She licked her lower lip, a motion that seemed to make his midnight eyes gain even more depth and mystery. Hesitation would be deemed evasion. She knew that.

So she scrambled to deliver a true but partial version of their circumstance. ‘It was your idea. You travelled a lot for business. And you were used to having your space, and this apartment was available. We didn’t see a need to change the status quo where it didn’t need to be changed.’

A flash of something she would’ve termed displeasure in anyone else’s eyes came and went just as quickly. ‘How long had we been married before we were parted?’

We were parted.

As if theirs had been an emotionally charged and heartbreaking severance instead of the cold, shocking mystery his disappearance had truly been. A disappearance that had come within a whisker of turning suspicious eyes on her until the authorities ruled her innocent. ‘A little over a year.’

This time the emotion lingered a fraction longer in the nostrils that flared. ‘So I left a relatively new bride behind?’

Why on earth did the murmured words send a heated blush flowing into her cheeks? She was the daughter of a brash and brazen Texan who’d had a dim view of the female of the species to the point of pretending they didn’t exist until needed. Which meant that she’d been familiar with cuss words long before she’d shed her braces.

Imogen was silently repeating one of those unladylike cuss words when he spoke again.

‘I have a lot to make up for and catch up with, then, in that case.’

‘I...what? No, you don’t,’ she said, a little too hurriedly. Because her blaring instinct warned she didn’t want to know what that meant.

He slowly prowled towards her as he spoke, causing her to retreat. Until the desk blocked her. She was clinging to the edge when he smiled down at her.

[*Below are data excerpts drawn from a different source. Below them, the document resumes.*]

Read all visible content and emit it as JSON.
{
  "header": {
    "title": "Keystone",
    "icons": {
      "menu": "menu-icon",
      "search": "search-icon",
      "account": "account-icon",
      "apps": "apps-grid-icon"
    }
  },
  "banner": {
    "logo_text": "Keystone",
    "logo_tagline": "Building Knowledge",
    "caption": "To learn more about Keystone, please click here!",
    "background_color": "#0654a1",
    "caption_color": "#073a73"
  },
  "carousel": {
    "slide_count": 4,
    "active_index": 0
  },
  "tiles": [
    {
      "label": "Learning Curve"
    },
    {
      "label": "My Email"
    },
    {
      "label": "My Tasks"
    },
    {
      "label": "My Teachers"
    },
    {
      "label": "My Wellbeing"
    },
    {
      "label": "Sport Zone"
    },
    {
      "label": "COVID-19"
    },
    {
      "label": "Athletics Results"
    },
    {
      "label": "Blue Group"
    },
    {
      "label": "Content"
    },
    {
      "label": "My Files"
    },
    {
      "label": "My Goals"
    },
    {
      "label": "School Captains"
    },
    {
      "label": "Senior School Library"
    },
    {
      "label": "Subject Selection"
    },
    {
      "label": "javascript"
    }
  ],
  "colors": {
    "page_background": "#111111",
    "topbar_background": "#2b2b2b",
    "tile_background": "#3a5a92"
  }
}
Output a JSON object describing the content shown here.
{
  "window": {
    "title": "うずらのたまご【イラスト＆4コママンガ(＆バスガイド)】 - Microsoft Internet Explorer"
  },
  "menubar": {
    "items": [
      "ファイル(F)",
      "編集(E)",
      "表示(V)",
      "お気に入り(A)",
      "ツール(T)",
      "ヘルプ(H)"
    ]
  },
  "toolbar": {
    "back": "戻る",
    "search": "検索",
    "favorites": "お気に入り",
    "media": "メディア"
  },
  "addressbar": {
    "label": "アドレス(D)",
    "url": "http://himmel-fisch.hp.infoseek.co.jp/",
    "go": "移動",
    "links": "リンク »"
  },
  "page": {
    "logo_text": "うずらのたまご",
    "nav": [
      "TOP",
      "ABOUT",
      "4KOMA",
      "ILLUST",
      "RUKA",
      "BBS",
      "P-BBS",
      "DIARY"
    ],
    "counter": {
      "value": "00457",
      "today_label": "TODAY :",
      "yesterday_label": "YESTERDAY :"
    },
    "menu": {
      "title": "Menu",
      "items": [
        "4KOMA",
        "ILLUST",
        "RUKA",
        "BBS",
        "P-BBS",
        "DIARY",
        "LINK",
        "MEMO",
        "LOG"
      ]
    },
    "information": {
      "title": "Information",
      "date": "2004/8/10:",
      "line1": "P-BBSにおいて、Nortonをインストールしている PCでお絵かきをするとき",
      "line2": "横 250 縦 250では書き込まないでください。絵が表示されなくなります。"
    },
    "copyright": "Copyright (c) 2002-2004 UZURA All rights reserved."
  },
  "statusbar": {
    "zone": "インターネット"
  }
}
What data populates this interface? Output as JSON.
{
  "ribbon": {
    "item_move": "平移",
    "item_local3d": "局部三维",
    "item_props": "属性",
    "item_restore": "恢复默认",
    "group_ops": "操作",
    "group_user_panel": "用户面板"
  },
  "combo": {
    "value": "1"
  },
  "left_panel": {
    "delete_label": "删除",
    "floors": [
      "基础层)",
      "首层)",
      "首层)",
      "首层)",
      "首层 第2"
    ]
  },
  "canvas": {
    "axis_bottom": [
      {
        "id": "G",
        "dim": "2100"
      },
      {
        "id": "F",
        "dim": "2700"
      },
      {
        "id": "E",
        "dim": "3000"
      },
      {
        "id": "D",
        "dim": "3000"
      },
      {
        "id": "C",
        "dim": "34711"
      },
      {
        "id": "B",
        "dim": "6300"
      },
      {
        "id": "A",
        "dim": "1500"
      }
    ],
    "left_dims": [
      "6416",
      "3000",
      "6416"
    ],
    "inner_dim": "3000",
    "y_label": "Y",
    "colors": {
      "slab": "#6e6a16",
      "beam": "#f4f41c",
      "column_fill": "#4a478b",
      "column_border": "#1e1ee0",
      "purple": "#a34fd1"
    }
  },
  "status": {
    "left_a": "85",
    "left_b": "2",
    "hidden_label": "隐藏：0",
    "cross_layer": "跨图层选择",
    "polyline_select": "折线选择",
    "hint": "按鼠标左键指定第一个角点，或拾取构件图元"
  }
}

‘I believe I do. I can’t wait to begin. Did we have a honeymoon?’

‘I...no.’

‘Just as I thought. Then I can’t think of a better place to start than with the honeymoon we didn’t have.’

CHAPTER FOUR

VERYEARLYINthe mysterious journey that was his new reality, Zeph had decided to trust his gut instinct. Sure, he relied on his other senses when needed. His reasoning, observation and strategy had turned Petros’s mediocre fishing business from a two-vessel, barely ticking over concern into a ten-vessel growing business in a matter of months. A factor he knew deep down had played into the older man’s desire to keep him around, perhaps even pushing his daughter into a commitment she hadn’t been totally ready for.

It was why he didn’t need his gut to tell him Imogen wasn’t being entirely truthful about their sleeping arrangements. Perhaps even keys areas of their married life.

But it was that pure gut instinct that had prodded him just now.

It was partly why he’d delivered that statement about a honeymoon he hadn’t even thought of before it came spilling out. But once uttered, there was no taking it back.

And his wife’s quickly masked shock only deepened the need to get to the bottom of the mystery surrounding his marriage, doctor’s advice be damned. He might not know himself through and through, but he knew enough to know he wasn’t a man who sat around and waited for things to go his way or for opportunities to fall into his lap.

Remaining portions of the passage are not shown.